Dans l’état de nature, estime Locke, nous sommes d’emblée, sur un plan moral, dotés de droits et d’obligations. Nous avons ainsi, tous et également, le droit à la vie, à la santé, à la liberté et à la propriété, toutes choses dont nous pouvons disposer à notre guise; et nous avons aussi, en vertu d’un «loi de la nature», l’obligation, que dicte la raison, de ne pas « nuire à un autre, par rapport à sa vie, à sa santé, à sa liberté, à son bien ».

L’élément le plus singulier de cet exposé, par quoi Locke fait figure de père fondateur du libéralisme, concerne la conception de la propriété.

Comme Hobbes avant lui, Locke lutte contre la théorie du droit divin. Mais son argumentaire fait néanmoins intervenir Dieu. Car c’est en effet Lui, le créateur du monde et des êtres humains, qui a donné à tous, en commun et également, la Terre et ses ressources. De sorte que, contrairement à ce que pense Hobbes, pour qui le droit de propriété émane de Léviathan et se constitue après la sortie de l’état de nature où il ne peut exister faute de garantie légale, pour Locke, dès l’état de nature, il existe un tel droit de propriété.

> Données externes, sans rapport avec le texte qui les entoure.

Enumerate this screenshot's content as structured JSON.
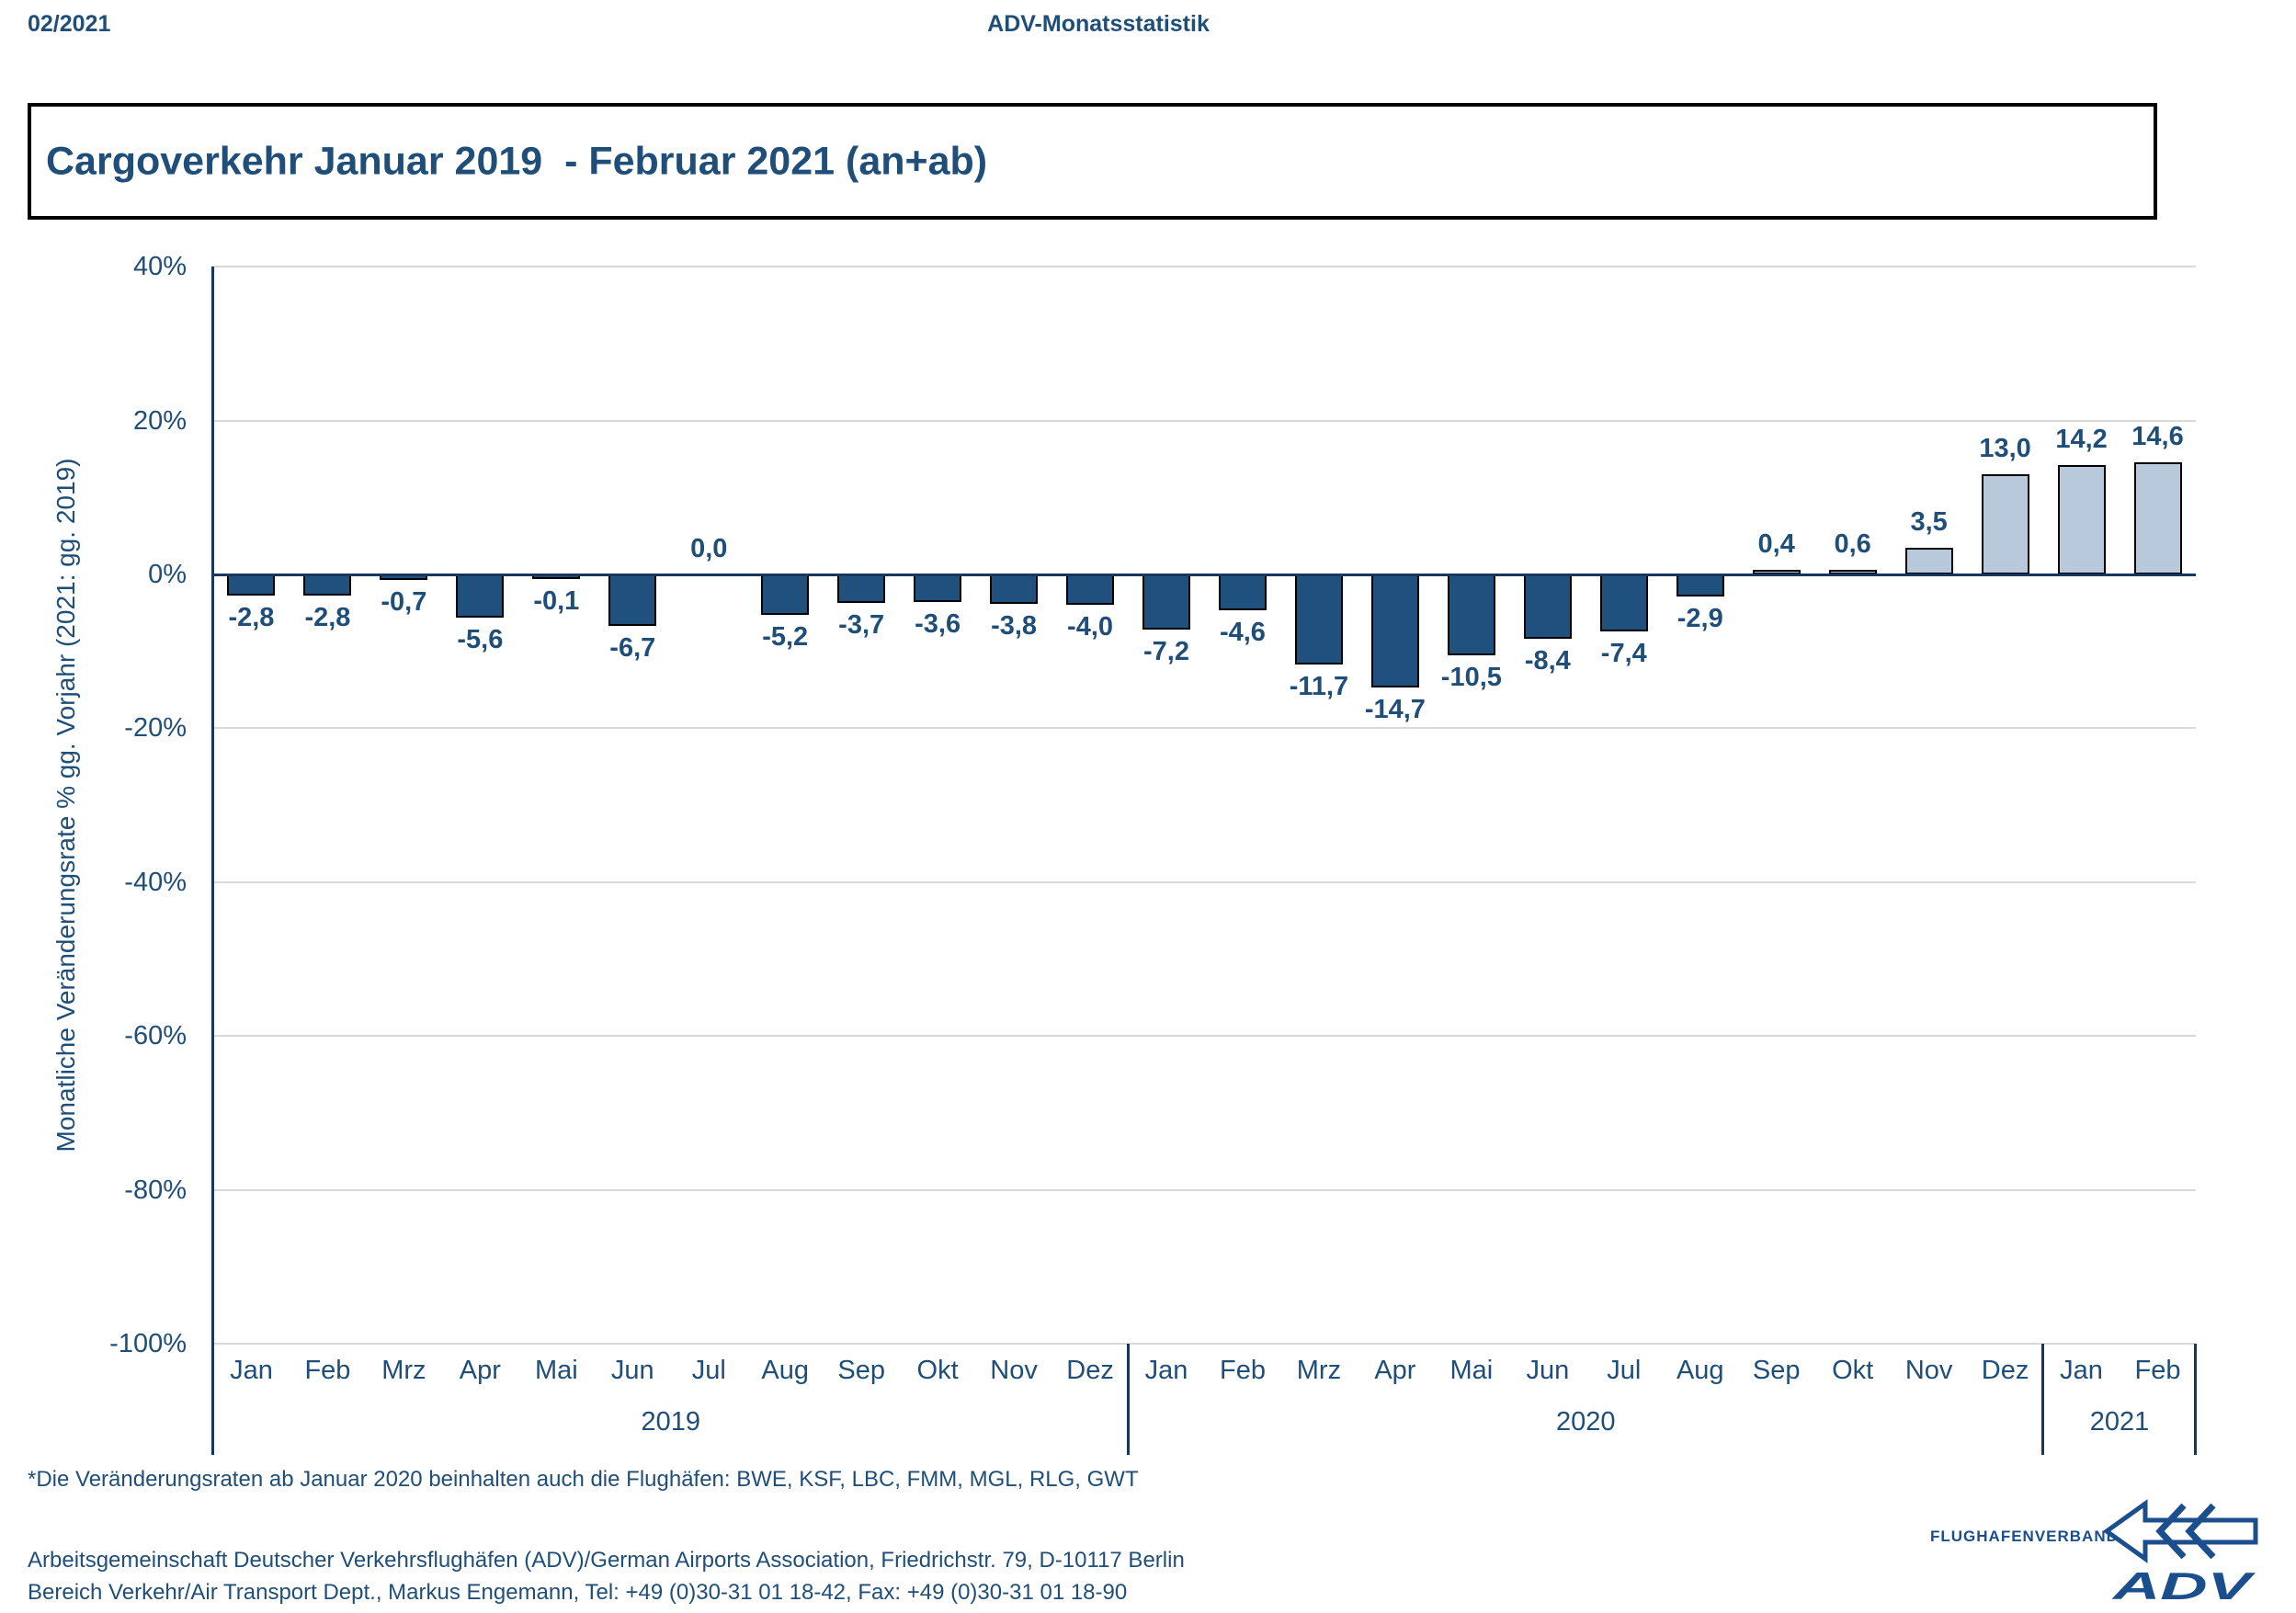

Il concerne d’abord notre propre corps; mais, et ce développement de l’argumentaire est crucial, il s’étend ensuite à ce que nous avons transformé par notre travail en vertu du fait que nous y avons ce faisant incorporé quelque chose de nous : «Encore que la terre et toutes les créatures inférieures soient communes et appartiennent en général à tous les hommes, chacun pourtant a un droit particulier sur sa propre personne, sur laquelle nul autre ne peut avoir aucune prétention. Le travail de son corps et l'ouvrage de ses mains, nous le pouvons dire, sont son bien propre. Tout ce qu'il a tiré de l'état de nature, par sa peine et son industrie, appartient à lui seul : car cette peine et cette industrie étant sa peine et son industrie propre et seule, personne ne saurait avoir droit sur ce qui a été acquis par cette peine et cette industrie, surtout, s'il reste aux autres assez de semblables et d'aussi bonnes choses communes».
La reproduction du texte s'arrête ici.